SharePoint has generated lots of interest as a service over ExpressRoute from customers.

Two Flavours

  • Depoy “on prem” at a colo facility such as provided by Equinox. You can route via colo facility to Azure. Probably requires lots of work for you and additional h/w.
  • Use an Azure ExpressRoute partner as your WAN provider. Then your sites connect direct to Azure. Almost a light switch. Probably no additional h/w.

Partners

Equinix, TelecityGroup, BT, AT&T, Level3, Verizon, SingTel

BT important for UK/Ireland. Telecity are important for Europe. If you are not with any of these, “talk to us” according to the speaker, and “we will figure it out”.

ExpressRoute Tiers

Unlimited inbound data transfer. You get some outbound data for free and above that there is a charge.

  • 200 Mbps + 3 TB Month free
  • 500 Mbps and 7.5 TB/month free
  • 1 Gbps + 15 TB/month free
  • 10 Gbps and 250 TB free/month

Customer Connectivity

If you do VPN then you can only access compute that runs in VNets. If you do ExpressRoute then you can access anything. And of course, if you punch holes in firewalls, then you can make services available publicly.

Common misconception: stuff you place in Azure is public. No: it’s only public if you make it that way. Your Azure services can be completely private if you want.

Customer Sign Up Experience

Talk to MSFT and ask for partners in a location. You get a key. Pass that on to the service provider. They query Microsoft and then they create a cross connection between you and Azure. You then set up BGP routes between you and Azure. And then you are connected.
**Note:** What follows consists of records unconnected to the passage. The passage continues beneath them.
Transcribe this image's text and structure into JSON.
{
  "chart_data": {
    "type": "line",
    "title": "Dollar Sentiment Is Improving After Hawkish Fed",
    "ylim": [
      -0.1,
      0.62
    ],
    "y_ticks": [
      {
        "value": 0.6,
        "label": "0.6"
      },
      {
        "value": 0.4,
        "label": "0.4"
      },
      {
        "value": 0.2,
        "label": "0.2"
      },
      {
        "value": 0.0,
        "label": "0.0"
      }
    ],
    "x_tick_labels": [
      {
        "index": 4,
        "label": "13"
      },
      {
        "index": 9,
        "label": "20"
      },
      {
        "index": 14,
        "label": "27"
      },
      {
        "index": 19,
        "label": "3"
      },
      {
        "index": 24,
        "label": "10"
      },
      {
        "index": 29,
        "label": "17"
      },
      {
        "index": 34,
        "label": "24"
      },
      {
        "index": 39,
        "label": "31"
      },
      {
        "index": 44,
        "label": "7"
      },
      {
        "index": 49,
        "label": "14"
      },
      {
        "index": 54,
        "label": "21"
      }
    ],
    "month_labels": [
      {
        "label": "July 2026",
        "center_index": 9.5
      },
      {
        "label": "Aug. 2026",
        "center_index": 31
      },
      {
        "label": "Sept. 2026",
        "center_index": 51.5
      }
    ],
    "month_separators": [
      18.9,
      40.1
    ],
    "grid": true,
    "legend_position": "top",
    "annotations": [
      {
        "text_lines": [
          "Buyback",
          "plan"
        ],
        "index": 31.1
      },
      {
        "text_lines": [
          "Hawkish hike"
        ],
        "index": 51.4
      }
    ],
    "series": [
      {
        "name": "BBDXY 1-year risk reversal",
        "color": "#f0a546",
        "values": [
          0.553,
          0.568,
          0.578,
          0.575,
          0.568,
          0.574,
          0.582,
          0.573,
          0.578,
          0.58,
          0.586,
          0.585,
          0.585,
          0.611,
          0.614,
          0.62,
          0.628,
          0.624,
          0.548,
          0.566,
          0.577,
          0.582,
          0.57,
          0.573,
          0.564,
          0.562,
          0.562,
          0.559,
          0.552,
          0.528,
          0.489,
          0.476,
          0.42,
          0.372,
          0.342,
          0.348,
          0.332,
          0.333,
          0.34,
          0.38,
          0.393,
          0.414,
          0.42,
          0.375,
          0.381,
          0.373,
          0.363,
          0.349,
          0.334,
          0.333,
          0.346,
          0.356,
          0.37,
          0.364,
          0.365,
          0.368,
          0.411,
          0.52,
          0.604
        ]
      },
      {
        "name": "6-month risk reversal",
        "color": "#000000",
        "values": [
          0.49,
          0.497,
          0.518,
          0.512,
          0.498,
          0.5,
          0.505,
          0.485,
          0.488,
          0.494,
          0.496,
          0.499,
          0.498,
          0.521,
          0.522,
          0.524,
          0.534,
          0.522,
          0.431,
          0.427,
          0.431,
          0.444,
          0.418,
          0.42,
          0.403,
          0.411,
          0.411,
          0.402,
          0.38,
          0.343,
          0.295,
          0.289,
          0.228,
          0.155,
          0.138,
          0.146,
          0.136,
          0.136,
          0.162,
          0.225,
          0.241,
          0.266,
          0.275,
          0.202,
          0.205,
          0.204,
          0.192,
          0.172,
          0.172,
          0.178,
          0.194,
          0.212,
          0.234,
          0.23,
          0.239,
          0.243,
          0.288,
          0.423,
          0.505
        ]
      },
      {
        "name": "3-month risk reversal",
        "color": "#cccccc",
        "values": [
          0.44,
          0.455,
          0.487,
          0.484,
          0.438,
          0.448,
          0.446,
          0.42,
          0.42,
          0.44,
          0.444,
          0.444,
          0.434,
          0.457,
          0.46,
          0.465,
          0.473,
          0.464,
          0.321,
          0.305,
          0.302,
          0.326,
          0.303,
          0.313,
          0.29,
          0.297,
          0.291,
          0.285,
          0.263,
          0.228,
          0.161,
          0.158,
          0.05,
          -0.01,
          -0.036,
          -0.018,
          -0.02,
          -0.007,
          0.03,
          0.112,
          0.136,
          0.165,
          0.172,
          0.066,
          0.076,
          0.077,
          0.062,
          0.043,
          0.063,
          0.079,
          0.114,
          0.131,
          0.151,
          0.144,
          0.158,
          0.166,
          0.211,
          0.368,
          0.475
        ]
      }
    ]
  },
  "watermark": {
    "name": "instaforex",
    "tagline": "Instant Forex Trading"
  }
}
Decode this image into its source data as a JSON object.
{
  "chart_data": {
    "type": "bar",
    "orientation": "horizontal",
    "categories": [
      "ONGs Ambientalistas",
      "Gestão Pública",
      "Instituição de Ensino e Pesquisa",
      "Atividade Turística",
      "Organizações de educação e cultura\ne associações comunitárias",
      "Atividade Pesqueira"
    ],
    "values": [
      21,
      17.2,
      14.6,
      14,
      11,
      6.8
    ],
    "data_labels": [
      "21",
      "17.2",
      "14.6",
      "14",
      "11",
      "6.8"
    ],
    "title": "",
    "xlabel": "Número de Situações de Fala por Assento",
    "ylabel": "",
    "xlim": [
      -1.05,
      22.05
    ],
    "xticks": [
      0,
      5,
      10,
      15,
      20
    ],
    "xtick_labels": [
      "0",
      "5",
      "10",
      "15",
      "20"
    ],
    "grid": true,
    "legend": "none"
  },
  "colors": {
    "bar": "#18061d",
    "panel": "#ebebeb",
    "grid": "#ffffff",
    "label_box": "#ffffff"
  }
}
In the case of a WAN provider, the routing is done for you.

Demo

He creates an ExpressRoute connection via the web ONLY using MSFT WAN and AT&T. The whole process is basically orchestrated. Should take no more than 5 minutes to complete after walking through the wizards.

He VPNs into Microsoft and can ping and Azure VM over the new WAN connection.

Another ping demo: between 1-2 MS latency between a MSFT office in California and a SharePoint farm in Azure over ExpressRoute (think he said US East region).

Fails over the SharePoint SQL database (guest OS install) from one region to another – takes about 3-4 seconds.

We now get Jon Ormond of MS IT to talk about how they are using ExpressRoute.

MSFT IT

LOTS of internal little apps that they have no interest in rewriting as PaaS apps. They use IaaS to run those VMs in Azure – doing that lift & shift now. Need a robust network connection. This is why they use ExpressRoute. They want to end up with 95% of VMs in “the cloud” both private (WAP) and public (Azure).

He does a demo using PowerShell to create the connection. Can also do this using REST API.

Jai Desai, a TSP takes over to talk StorSimple. I tune out here … a StorSimple talk.